The new law also means the boxes will be held in buildings and can only be accessed in the hours that early voting is allowed, rather than 24 hours a day as was the case in 2020.
But Georgia Governor Brian Kemp says: "People act like we're taking something away - it never existed until the pandemic, it was done by emergency rule, not by legislative action."
Although the new law reduces the amount of drop boxes across Georgia compared with the last election cycle, it does make them a permanent feature in future elections in the state.
Can early votes be cast on a Sunday?
One of the most controversial elements of the bill initially proposed by Republicans was the elimination of Sunday early voting.
Sunday voting is especially important for black worshippers in Georgia - a strongly Democratic voting bloc - with church goers often encouraged to vote after Sunday services, with initiatives known as "souls to the polls".
Democrat Senate Majority Leader, Chuck Schumer, said: "Republicans recently passed a bill to eliminate early voting on Sunday."
But this element of the bill wasn't passed, and Republicans backtracked following criticism.
The final bill allows two days of early Sunday voting, which is now formally signed into law.
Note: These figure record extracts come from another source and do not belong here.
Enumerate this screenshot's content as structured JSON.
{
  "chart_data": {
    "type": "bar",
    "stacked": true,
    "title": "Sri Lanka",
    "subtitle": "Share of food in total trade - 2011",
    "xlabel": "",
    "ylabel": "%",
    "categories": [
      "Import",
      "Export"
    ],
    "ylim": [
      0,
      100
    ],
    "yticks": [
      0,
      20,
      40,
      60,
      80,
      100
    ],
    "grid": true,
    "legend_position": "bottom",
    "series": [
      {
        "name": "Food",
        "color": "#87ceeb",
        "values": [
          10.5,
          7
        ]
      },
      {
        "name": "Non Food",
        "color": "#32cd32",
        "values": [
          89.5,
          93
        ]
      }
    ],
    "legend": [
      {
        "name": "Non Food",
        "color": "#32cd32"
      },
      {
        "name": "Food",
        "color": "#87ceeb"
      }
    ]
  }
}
An additional day of mandatory Saturday early voting has also been added.
Are people banned from giving water to voters?
There's been criticism of a provision which bans some people from handing out food or water to voters within a certain distance of polling sites.
It's true that the rules on this have been tightened.
Republicans say the move limits potential interference before people cast their ballots.
In previous elections, voting rights groups have often given out supplies to people standing in long lines at voting locations, which are a feature in US elections.
Long waits are more common in areas with a larger black population, often due to fewer polling stations and other barriers to voting.
But Republicans have pushed back on claims that the new law criminalises giving water to voters.
Although poll workers are still allowed to give away water, other people will have to follow certain restrictions under the new regulations.
The law makes it an offence to give away food or water within 150 feet of a polling place or within 25 feet of any voter in line.
Violations can be punishable by up to a year in jail and a $1,000 fine.
What else is in the new law?
There are dozens of other provisions, but the tightening of some restrictions around postal ballots has attracted attention.
The new law says postal ballots can be sent out to voters who request them 29 days before election day, as opposed to 49 days previously.
And new voter ID requirements mean signature matching will no longer be used to confirm identities on postal ballots - a method railed against by Donald Trump.
Instead voters will have to provide one form of identification, such as a driver's licence or social security number.
Proponents of the bill say this method will make postal voting more secure, but critics argue the new measures are likely to disproportionately affect black Americans, who are less likely than white Americans to have voter identification.